The important thing happening in path compression is that the next Rc object will keep the rest of the chain alive while you swing the parent pointer for node to point at root. However, it is not a reference in the Rust sense of the word.

struct Node
{
    parent: Option<Rc<RefCell<Node>>>
}

fn find_root(mut node: Rc<RefCell<Node>>) -> Rc<RefCell<Node>>
{
    while let Some(parent) = node.borrow().parent.clone()
    {
        node = parent;
    }

    return node;
}

fn path_compress(mut node: Rc<RefCell<Node>>, root: Rc<RefCell<Node>>)
{
    while node.borrow().parent.is_some()
    {
        let next = node.borrow().parent.clone().unwrap();
        node.borrow_mut().parent = Some(root.clone());
        node = next;
    }
}

This runs fine for me with the test harness I used, though there may still be bugs. It certainly compiles and runs without a panic! due to trying to borrow_mut() something that is already borrowed. It may actually produce the right answer, that's up to you.
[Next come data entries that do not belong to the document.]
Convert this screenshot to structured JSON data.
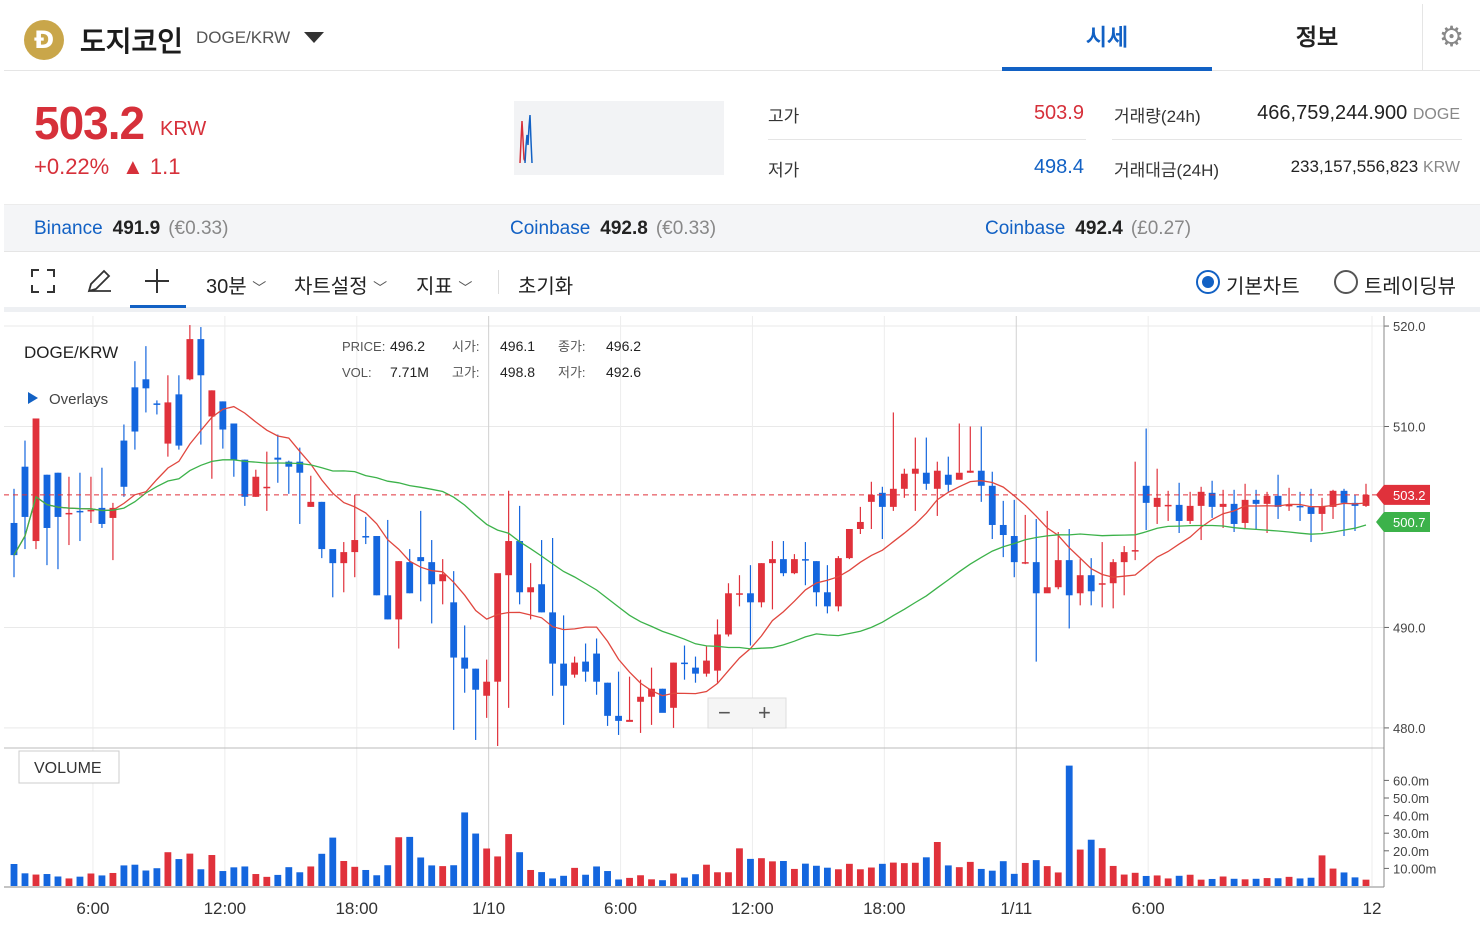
{
  "header": {
    "coin_symbol": "Đ",
    "coin_name": "도지코인",
    "pair": "DOGE/KRW",
    "tabs": [
      {
        "label": "시세",
        "active": true
      },
      {
        "label": "정보",
        "active": false
      }
    ]
  },
  "price": {
    "current": "503.2",
    "unit": "KRW",
    "change_pct": "+0.22%",
    "change_amt": "▲ 1.1"
  },
  "stats": {
    "high_label": "고가",
    "high_value": "503.9",
    "low_label": "저가",
    "low_value": "498.4",
    "volume_label": "거래량(24h)",
    "volume_value": "466,759,244.900",
    "volume_unit": "DOGE",
    "amount_label": "거래대금(24H)",
    "amount_value": "233,157,556,823",
    "amount_unit": "KRW"
  },
  "exchanges": [
    {
      "name": "Binance",
      "price": "491.9",
      "sub": "(€0.33)"
    },
    {
      "name": "Coinbase",
      "price": "492.8",
      "sub": "(€0.33)"
    },
    {
      "name": "Coinbase",
      "price": "492.4",
      "sub": "(£0.27)"
    }
  ],
  "toolbar": {
    "interval": "30분",
    "chart_settings": "차트설정",
    "indicators": "지표",
    "reset": "초기화",
    "basic_chart": "기본차트",
    "trading_view": "트레이딩뷰"
  },
  "chart_data": {
    "type": "candlestick",
    "title": "DOGE/KRW",
    "overlays_label": "Overlays",
    "volume_label": "VOLUME",
    "legend": {
      "price_label": "PRICE:",
      "price": "496.2",
      "open_label": "시가:",
      "open": "496.1",
      "close_label": "종가:",
      "close": "496.2",
      "vol_label": "VOL:",
      "vol": "7.71M",
      "high_label": "고가:",
      "high": "498.8",
      "low_label": "저가:",
      "low": "492.6"
    },
    "y_ticks": [
      "520.0",
      "510.0",
      "490.0",
      "480.0"
    ],
    "y_range": [
      478.0,
      521.0
    ],
    "current_price_tag": "503.2",
    "ma_tag": "500.7",
    "volume_ticks": [
      "60.0m",
      "50.0m",
      "40.0m",
      "30.0m",
      "20.0m",
      "10.00m"
    ],
    "x_ticks": [
      "6:00",
      "12:00",
      "18:00",
      "1/10",
      "6:00",
      "12:00",
      "18:00",
      "1/11",
      "6:00",
      "12"
    ],
    "zoom_out": "−",
    "zoom_in": "+",
    "series": [
      {
        "name": "MA short",
        "color": "#e0473f"
      },
      {
        "name": "MA long",
        "color": "#3cb24a"
      }
    ],
    "candles": [
      [
        500.4,
        497.2,
        503.8,
        495.0
      ],
      [
        506.0,
        501.0,
        508.6,
        497.8
      ],
      [
        498.6,
        510.8,
        510.8,
        497.8
      ],
      [
        505.2,
        499.9,
        505.2,
        496.2
      ],
      [
        505.4,
        501.0,
        505.4,
        495.8
      ],
      [
        501.4,
        501.4,
        505.0,
        498.2
      ],
      [
        501.6,
        501.5,
        505.4,
        498.6
      ],
      [
        501.7,
        501.7,
        505.0,
        500.4
      ],
      [
        501.9,
        500.3,
        505.9,
        499.9
      ],
      [
        500.9,
        501.9,
        502.4,
        496.7
      ],
      [
        508.6,
        504.0,
        510.2,
        503.0
      ],
      [
        513.9,
        509.5,
        516.5,
        507.7
      ],
      [
        514.7,
        513.8,
        518.0,
        511.4
      ],
      [
        512.3,
        512.2,
        512.6,
        511.2
      ],
      [
        508.3,
        512.4,
        515.1,
        507.0
      ],
      [
        513.2,
        508.1,
        515.1,
        507.7
      ],
      [
        514.7,
        518.7,
        520.1,
        514.6
      ],
      [
        518.7,
        515.1,
        519.9,
        508.2
      ],
      [
        511.0,
        513.6,
        513.6,
        504.8
      ],
      [
        512.5,
        509.7,
        512.5,
        507.8
      ],
      [
        510.3,
        506.7,
        510.3,
        505.0
      ],
      [
        506.7,
        503.0,
        506.7,
        502.1
      ],
      [
        503.0,
        505.0,
        505.7,
        503.0
      ],
      [
        504.0,
        504.0,
        507.5,
        501.6
      ],
      [
        506.9,
        506.7,
        509.2,
        504.4
      ],
      [
        506.5,
        506.0,
        506.6,
        503.3
      ],
      [
        506.5,
        505.4,
        507.9,
        500.3
      ],
      [
        502.0,
        502.5,
        505.1,
        502.0
      ],
      [
        502.5,
        497.8,
        502.5,
        496.9
      ],
      [
        497.8,
        496.4,
        496.8,
        493.0
      ],
      [
        496.4,
        497.5,
        498.5,
        493.5
      ],
      [
        497.5,
        498.7,
        503.2,
        495.0
      ],
      [
        499.1,
        499.0,
        501.0,
        498.3
      ],
      [
        499.1,
        493.2,
        499.1,
        493.2
      ],
      [
        493.2,
        490.8,
        500.7,
        490.8
      ],
      [
        490.8,
        496.6,
        496.6,
        487.9
      ],
      [
        496.5,
        493.4,
        497.8,
        493.4
      ],
      [
        497.0,
        496.6,
        501.6,
        492.6
      ],
      [
        496.5,
        494.3,
        498.7,
        490.4
      ],
      [
        494.6,
        495.3,
        496.8,
        492.3
      ],
      [
        492.5,
        487.0,
        495.6,
        479.8
      ],
      [
        487.0,
        485.9,
        490.2,
        483.5
      ],
      [
        485.9,
        483.8,
        485.9,
        478.8
      ],
      [
        483.2,
        484.6,
        486.8,
        481.0
      ],
      [
        484.6,
        495.4,
        495.2,
        478.2
      ],
      [
        495.2,
        498.6,
        503.6,
        482.0
      ],
      [
        498.6,
        493.5,
        502.1,
        492.3
      ],
      [
        493.5,
        494.0,
        496.4,
        490.8
      ],
      [
        494.3,
        491.5,
        498.7,
        491.5
      ],
      [
        491.5,
        486.4,
        498.9,
        483.2
      ],
      [
        486.4,
        484.2,
        491.2,
        480.3
      ],
      [
        485.3,
        486.5,
        487.1,
        485.0
      ],
      [
        486.6,
        485.6,
        488.4,
        484.6
      ],
      [
        487.4,
        484.6,
        488.9,
        483.3
      ],
      [
        484.5,
        481.2,
        484.5,
        480.2
      ],
      [
        481.2,
        480.7,
        485.6,
        479.3
      ],
      [
        480.6,
        480.8,
        485.1,
        480.7
      ],
      [
        482.6,
        483.1,
        484.8,
        479.5
      ],
      [
        483.1,
        483.9,
        486.0,
        480.3
      ],
      [
        483.9,
        481.5,
        483.9,
        482.1
      ],
      [
        482.0,
        486.5,
        486.5,
        480.0
      ],
      [
        486.5,
        486.4,
        488.2,
        484.8
      ],
      [
        486.0,
        485.4,
        487.1,
        484.5
      ],
      [
        485.4,
        486.7,
        488.1,
        485.1
      ],
      [
        485.7,
        489.3,
        490.8,
        484.5
      ],
      [
        489.3,
        493.4,
        494.4,
        489.1
      ],
      [
        493.4,
        493.4,
        495.2,
        492.1
      ],
      [
        493.4,
        492.5,
        496.2,
        488.2
      ],
      [
        492.5,
        496.4,
        496.4,
        492.0
      ],
      [
        496.4,
        496.8,
        498.6,
        491.8
      ],
      [
        496.8,
        495.4,
        498.6,
        495.1
      ],
      [
        495.4,
        496.8,
        497.3,
        495.3
      ],
      [
        496.8,
        496.7,
        498.5,
        494.2
      ],
      [
        496.6,
        493.5,
        496.6,
        492.1
      ],
      [
        493.5,
        492.1,
        496.2,
        491.4
      ],
      [
        492.1,
        496.9,
        497.1,
        491.6
      ],
      [
        496.9,
        499.8,
        499.8,
        496.8
      ],
      [
        499.8,
        500.5,
        502.0,
        499.3
      ],
      [
        502.5,
        503.2,
        504.5,
        499.8
      ],
      [
        503.4,
        502.0,
        504.0,
        498.8
      ],
      [
        502.0,
        503.8,
        511.4,
        501.6
      ],
      [
        503.8,
        505.3,
        505.8,
        502.9
      ],
      [
        505.3,
        505.8,
        508.9,
        501.6
      ],
      [
        505.4,
        504.3,
        508.9,
        503.7
      ],
      [
        503.8,
        505.6,
        506.5,
        501.1
      ],
      [
        505.2,
        504.2,
        507.0,
        503.5
      ],
      [
        504.7,
        505.4,
        510.3,
        505.4
      ],
      [
        505.4,
        505.6,
        510.0,
        505.4
      ],
      [
        505.6,
        504.1,
        510.0,
        502.5
      ],
      [
        504.1,
        500.2,
        505.5,
        498.8
      ],
      [
        500.2,
        499.2,
        502.6,
        497.0
      ],
      [
        499.1,
        496.5,
        502.7,
        495.0
      ],
      [
        496.5,
        496.5,
        501.2,
        496.3
      ],
      [
        496.5,
        493.4,
        500.8,
        486.6
      ],
      [
        493.4,
        494.0,
        501.6,
        493.5
      ],
      [
        494.0,
        496.7,
        499.5,
        493.8
      ],
      [
        496.7,
        493.2,
        499.8,
        489.9
      ],
      [
        493.4,
        495.2,
        496.8,
        492.2
      ],
      [
        495.2,
        493.6,
        496.9,
        492.2
      ],
      [
        494.3,
        494.4,
        498.5,
        492.0
      ],
      [
        494.4,
        496.5,
        496.8,
        491.9
      ],
      [
        496.5,
        497.5,
        498.1,
        493.2
      ],
      [
        497.6,
        497.7,
        506.5,
        496.7
      ],
      [
        504.1,
        502.4,
        509.8,
        499.7
      ],
      [
        502.0,
        502.9,
        505.8,
        500.3
      ],
      [
        502.2,
        502.2,
        503.6,
        500.6
      ],
      [
        502.2,
        500.6,
        504.4,
        499.4
      ],
      [
        500.6,
        502.1,
        503.5,
        500.3
      ],
      [
        502.1,
        503.5,
        504.0,
        498.7
      ],
      [
        503.4,
        502.0,
        504.6,
        500.9
      ],
      [
        502.0,
        502.3,
        503.7,
        499.9
      ],
      [
        502.3,
        500.3,
        503.7,
        499.5
      ],
      [
        500.4,
        502.7,
        504.3,
        499.8
      ],
      [
        502.7,
        502.3,
        503.7,
        499.8
      ],
      [
        502.3,
        503.1,
        503.5,
        499.4
      ],
      [
        503.1,
        502.0,
        505.2,
        500.8
      ],
      [
        502.2,
        502.2,
        503.9,
        501.6
      ],
      [
        502.1,
        502.0,
        503.5,
        500.6
      ],
      [
        502.0,
        501.3,
        503.8,
        498.5
      ],
      [
        501.3,
        502.0,
        502.9,
        499.6
      ],
      [
        502.0,
        503.6,
        503.7,
        500.8
      ],
      [
        503.6,
        502.4,
        503.8,
        499.1
      ],
      [
        502.4,
        502.1,
        503.2,
        499.6
      ],
      [
        502.1,
        503.2,
        504.3,
        502.0
      ]
    ],
    "volumes_m": [
      12.5,
      7.2,
      6.5,
      6.8,
      5.4,
      4.3,
      5.3,
      7.1,
      6.0,
      7.4,
      11.7,
      12.1,
      8.8,
      10.1,
      19.2,
      15.3,
      18.4,
      9.5,
      17.6,
      8.5,
      10.6,
      11.1,
      6.8,
      5.2,
      6.3,
      10.7,
      7.8,
      11.1,
      18.3,
      27.5,
      14.2,
      10.9,
      9.1,
      6.1,
      11.8,
      27.7,
      27.9,
      16.2,
      11.7,
      11.3,
      11.8,
      41.8,
      29.8,
      21.3,
      16.8,
      29.5,
      19.2,
      9.1,
      7.9,
      4.3,
      5.8,
      10.3,
      6.4,
      11.1,
      8.5,
      3.7,
      4.6,
      6.1,
      3.8,
      3.3,
      7.1,
      4.8,
      6.7,
      12.1,
      7.8,
      7.8,
      21.4,
      15.4,
      15.8,
      14.0,
      14.2,
      9.7,
      12.7,
      11.5,
      10.4,
      9.5,
      12.6,
      9.5,
      10.5,
      12.6,
      13.3,
      13.0,
      13.2,
      16.3,
      25.0,
      11.7,
      10.7,
      13.7,
      9.7,
      8.7,
      14.1,
      6.9,
      13.1,
      14.7,
      11.3,
      7.7,
      68.4,
      20.7,
      26.3,
      21.5,
      11.4,
      6.5,
      7.5,
      5.7,
      6.0,
      4.3,
      5.8,
      6.4,
      3.6,
      4.0,
      5.4,
      4.1,
      3.8,
      4.1,
      4.5,
      4.4,
      5.2,
      4.3,
      4.7,
      17.4,
      9.9,
      7.7,
      4.9,
      3.6
    ]
  }
}
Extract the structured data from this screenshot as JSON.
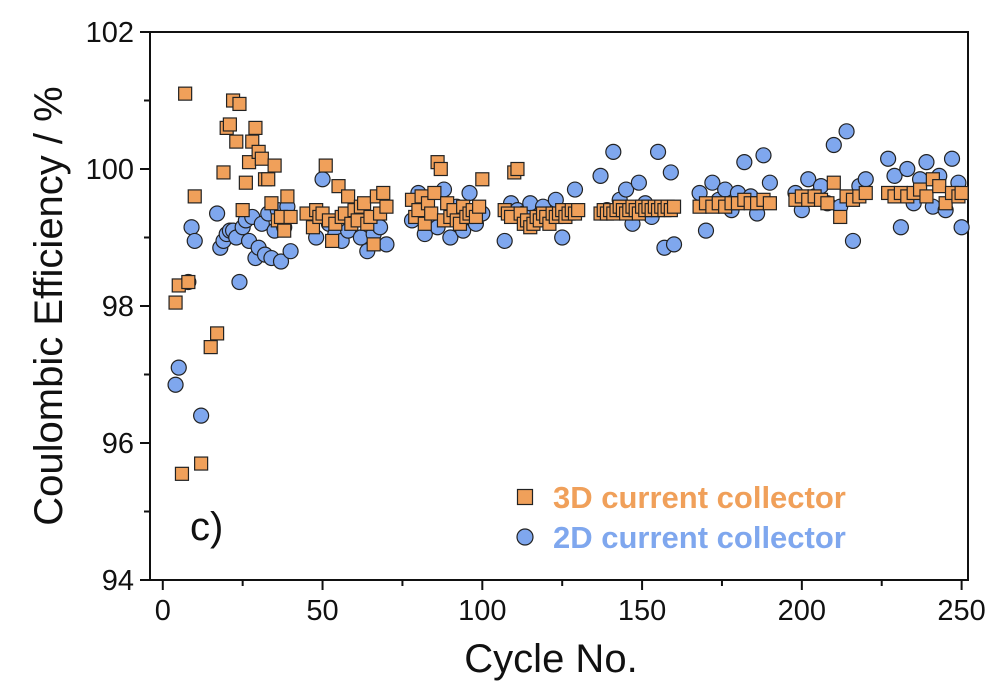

As pointed out by Frank Sherry and others, you shouldn't use Arc/Mutex when single threaded. But his code was outdated, so here is the new one (for version 1.0.0alpha2). This does not take linear space either (like the recursive code given in the question).

struct Node {
    parent: Option<Rc<RefCell<Node>>>
}

fn find_root(node: Rc<RefCell<Node>>) -> Rc<RefCell<Node>> {
    let mut ans = node.clone(); // Rc<RefCell<Node>>
    loop {
        ans = {
            let ans_ref = ans.borrow(); // std::cell::Ref<Node>
            match ans_ref.parent.clone() {
                None => break,
                Some(z) => z
            }
        } // ans_ref goes out of scope, and ans becomes mutable
    }
    ans
}

fn path_compress(mut node: Rc<RefCell<Node>>, root: Rc<RefCell<Node>>) {
    while node.borrow().parent.is_some() {
        let next = {
            let node_ref = node.borrow();
            node_ref.parent.clone().unwrap()
        };
        node.borrow_mut().parent = Some(root.clone());
        // RefMut<Node> from borrow_mut() is out of scope here...
        node = next; // therefore we can mutate node
    }
}

Note for beginners: Pointers are automatically dereferenced by dot operator. ans.borrow() actually means (*ans).borrow(). I intentionally used different styles for the two functions.

Although not the answer to your literal question (hand-over locking), union-find with weighted-union and path-compression can be very simple in Rust:

fn unionfind<I: Iterator<(uint, uint)>>(mut iterator: I, nodes: uint) -> Vec<uint>
{
    let mut root = Vec::from_fn(nodes, |x| x);
    let mut rank = Vec::from_elem(nodes, 0u8);

    for (mut x, mut y) in iterator
    {
        // find roots for x and y; do path compression on look-ups
        while (x != root[x]) { root[x] = root[root[x]]; x = root[x]; }
        while (y != root[y]) { root[y] = root[root[y]]; y = root[y]; }

        if x != y
        {
            // weighted union swings roots
            match rank[x].cmp(&rank[y])
            {
                Less    => root[x] = y,
                Greater => root[y] = x,
                Equal   =>
                {
                    root[y] = x; 
                    rank[x] += 1 
                },
            }
        }
    }
}

Maybe the meta-point is that the union-find algorithm may not be the best place to handle node ownership, and by using references to existing memory (in this case, by just using uint identifiers for the nodes) without affecting the lifecycle of the nodes makes for a much simpler implementation, if you can get away with it of course.